From the Shelf: “Memoir: Commonalities in Differences”

This column ran on October 22, 2019 in Shelf Awareness for Readers.

I love reading: stories, novels, poetry, magazine articles, listicles, all sorts of things. But the genre that strikes closest to my heart is memoir. I love finding commonalities among differences, noting the ways we’re all tied together.
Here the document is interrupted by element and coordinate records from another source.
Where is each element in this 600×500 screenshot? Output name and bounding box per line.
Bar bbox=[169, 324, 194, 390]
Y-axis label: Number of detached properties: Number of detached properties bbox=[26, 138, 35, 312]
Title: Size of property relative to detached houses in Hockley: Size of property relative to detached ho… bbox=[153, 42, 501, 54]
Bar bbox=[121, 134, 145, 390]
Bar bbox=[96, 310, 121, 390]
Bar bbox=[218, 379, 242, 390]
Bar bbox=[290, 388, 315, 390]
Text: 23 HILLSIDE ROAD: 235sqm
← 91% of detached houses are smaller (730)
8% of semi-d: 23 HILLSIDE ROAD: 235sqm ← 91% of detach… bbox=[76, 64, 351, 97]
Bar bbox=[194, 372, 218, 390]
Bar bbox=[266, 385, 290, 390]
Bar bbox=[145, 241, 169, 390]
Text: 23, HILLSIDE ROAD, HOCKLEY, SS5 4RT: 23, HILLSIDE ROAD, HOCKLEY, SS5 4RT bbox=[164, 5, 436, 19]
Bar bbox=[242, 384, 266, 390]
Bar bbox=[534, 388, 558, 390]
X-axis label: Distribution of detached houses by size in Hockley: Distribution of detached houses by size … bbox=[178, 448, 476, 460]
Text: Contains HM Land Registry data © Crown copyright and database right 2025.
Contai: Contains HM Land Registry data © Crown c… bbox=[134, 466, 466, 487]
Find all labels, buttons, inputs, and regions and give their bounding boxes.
In The Wild Boy (Atria, $16.99), Paolo Cognetti recounts the year, at age 30, in which he returned to the Italian Alps with a sense of yearning for something earlier, simpler, purer. In these circumstances and in its literary cast, Cognetti’s memoir recalls Phillip Connors’s transcendent Fire Season (Ecco, $14.99), about a summer spent working as fire lookout in New Mexico’s Gila National Forest. Connors’s slim, moving book considers the history of fire management, family ties, solitude and so much more. That season became a career for Connors, and readers can follow his lovely, lyric writing, tender storytelling and heartbreak for the natural world in his sequel, A Song for the River (Cinco Puntos, $16.95).
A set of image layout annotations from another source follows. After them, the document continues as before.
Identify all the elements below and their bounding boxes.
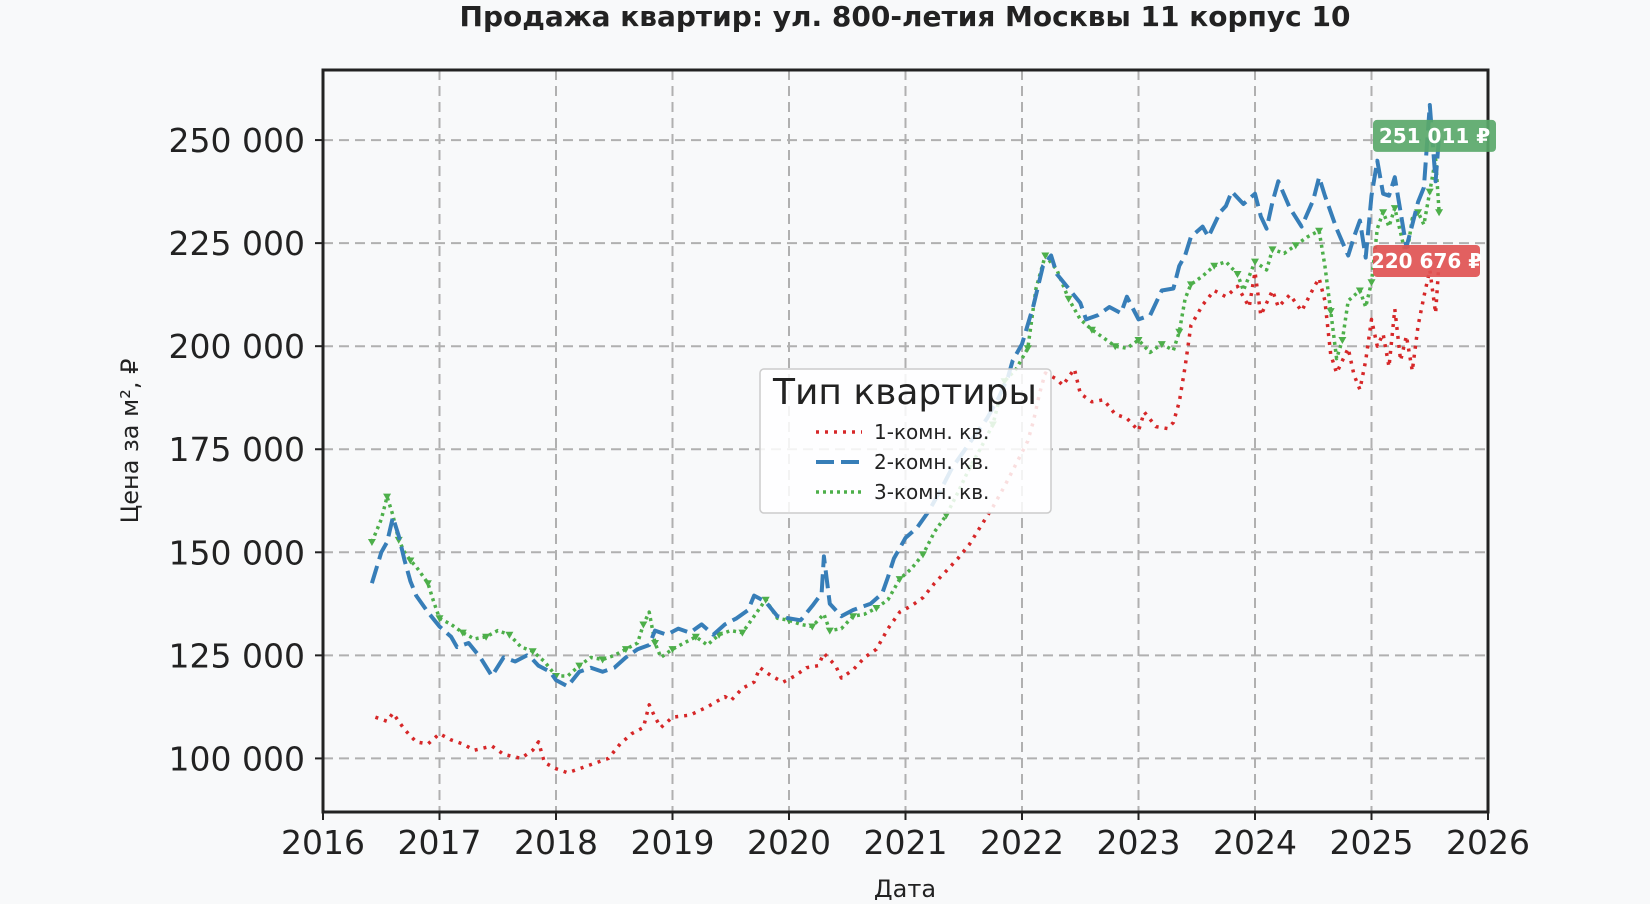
- end-value-badge: [1373, 244, 1480, 277]
- legend-title: Тип квартиры: [772, 372, 1037, 413]
- series-marker: [918, 551, 927, 559]
- y-tick-label: 225 000: [169, 224, 305, 263]
- legend-entry-1: 1-комн. кв.: [816, 420, 989, 444]
- series-marker: [528, 648, 537, 656]
- x-tick-label: 2020: [747, 823, 831, 862]
- series-marker: [1326, 308, 1335, 316]
- series-marker: [435, 615, 444, 623]
- series-marker: [825, 627, 834, 635]
- series-marker: [1210, 262, 1219, 270]
- series-marker: [639, 621, 648, 629]
- series-marker: [651, 639, 660, 647]
- series-marker: [1064, 295, 1073, 303]
- series-marker: [1338, 337, 1347, 345]
- series-marker: [598, 656, 607, 664]
- series-marker: [1111, 343, 1120, 351]
- legend-box: [759, 368, 1052, 514]
- series-marker: [1355, 287, 1364, 295]
- series-marker: [849, 613, 858, 621]
- x-tick-label: 2026: [1446, 823, 1530, 862]
- x-tick-label: 2019: [631, 823, 715, 862]
- y-axis: 100 000 125 000 150 000 175 000 200 000 225 0…: [169, 121, 323, 778]
- series-marker: [895, 576, 904, 584]
- end-value-badge: [1373, 119, 1496, 152]
- series-marker: [1390, 205, 1399, 213]
- series-marker: [1186, 281, 1195, 289]
- x-tick-label: 2021: [864, 823, 948, 862]
- y-tick-label: 200 000: [169, 327, 305, 366]
- series-marker: [1414, 209, 1423, 217]
- series-line-3-room: [370, 156, 1441, 678]
- y-tick-label: 150 000: [169, 533, 305, 572]
- legend-label: 2-комн. кв.: [874, 450, 989, 474]
- series-marker: [808, 623, 817, 631]
- series-marker: [1379, 209, 1388, 217]
- legend-entry-3: 3-комн. кв.: [816, 480, 989, 504]
- x-tick-label: 2025: [1330, 823, 1414, 862]
- series-marker: [1087, 326, 1096, 334]
- series-marker: [505, 631, 514, 639]
- x-axis-title: Дата: [874, 875, 936, 900]
- x-tick-label: 2022: [980, 823, 1064, 862]
- x-tick-label: 2023: [1097, 823, 1181, 862]
- y-tick-label: 125 000: [169, 636, 305, 675]
- series-marker: [872, 604, 881, 612]
- x-axis: 2016 2017 2018 2019 2020 2021 2022 2023 2024 2025…: [281, 812, 1530, 862]
- end-value-label: 220 676 ₽: [1371, 244, 1482, 277]
- series-marker: [1268, 246, 1277, 254]
- legend: Тип квартиры 1-комн. кв. 2-комн. кв. 3-ком…: [759, 368, 1052, 514]
- series-marker: [1157, 341, 1166, 349]
- x-tick-label: 2016: [281, 823, 365, 862]
- series-marker: [1134, 337, 1143, 345]
- series-marker: [1315, 227, 1324, 235]
- series-marker: [942, 512, 951, 520]
- legend-label: 1-комн. кв.: [874, 420, 989, 444]
- chart-title: Продажа квартир: ул. 800-летия Москвы 11…: [460, 0, 1351, 33]
- series-marker: [738, 629, 747, 637]
- series-marker: [575, 662, 584, 670]
- x-tick-label: 2018: [514, 823, 598, 862]
- series-marker: [1023, 345, 1032, 353]
- x-tick-label: 2017: [398, 823, 482, 862]
- series-marker: [621, 646, 630, 654]
- series-marker: [458, 629, 467, 637]
- series-marker: [761, 596, 770, 604]
- series-marker: [1435, 209, 1444, 217]
- y-tick-label: 175 000: [169, 430, 305, 469]
- end-value-labels: 251 011 ₽ 220 676 ₽: [1371, 119, 1496, 277]
- series-marker: [1233, 271, 1242, 279]
- series-marker: [1291, 242, 1300, 250]
- series-marker: [367, 538, 376, 546]
- series-marker: [1367, 279, 1376, 287]
- series-marker: [383, 493, 392, 501]
- legend-entry-2: 2-комн. кв.: [816, 450, 989, 474]
- series-marker: [1041, 252, 1050, 260]
- y-tick-label: 250 000: [169, 121, 305, 160]
- y-axis-title: Цена за м², ₽: [116, 359, 144, 524]
- end-value-text: 251 011 ₽: [1379, 124, 1490, 148]
- legend-label: 3-комн. кв.: [874, 480, 989, 504]
- series-marker: [406, 557, 415, 565]
- series-marker: [1251, 258, 1259, 266]
- series-marker: [1425, 188, 1434, 196]
- series-marker: [423, 580, 432, 588]
- series-marker: [668, 646, 677, 654]
- x-tick-label: 2024: [1213, 823, 1297, 862]
- series-marker: [482, 633, 491, 641]
- y-tick-label: 100 000: [169, 739, 305, 778]
- legend-entries: 1-комн. кв. 2-комн. кв. 3-комн. кв.: [816, 420, 989, 504]
- series-marker: [691, 633, 700, 641]
- series-marker: [1175, 328, 1184, 336]
- end-value-text: 220 676 ₽: [1371, 249, 1482, 273]
- end-value-label: 251 011 ₽: [1373, 119, 1496, 152]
Following numerous essays and novels (Confessions of a Recovering Environmentalist, The Wake, Beast [all Graywolf, $16]), Paul Kingsnorth offers a vulnerable core of himself in Savage Gods (Two Dollar Radio, $14.99), a memoir in part of writer’s block and in part of the more general frustration, stagnation and despair brought about by years of fighting for the Earth and her nonhuman inhabitants. Only Kingsnorth could express anguish so beautifully–in the midst of a claimed inability to write.

Jennifer Croft’s Homesick (Unnamed Press, $28) is a stunning, layered memoir, with photos, that reveals a passionate fascination with language as well as the story of two sisters, their devotion and devastation. It is a stylistic masterpiece, a narrative puzzle and an intelligent book to get lost in. In its elegiac consideration of family, it is cousin to fine work like Kelly Grey Carlisle’s We Are All Shipwrecks (Sourcebooks, $15.99) and Jeannie Vanasco’s The Glass Eye (Tin House, $15.95).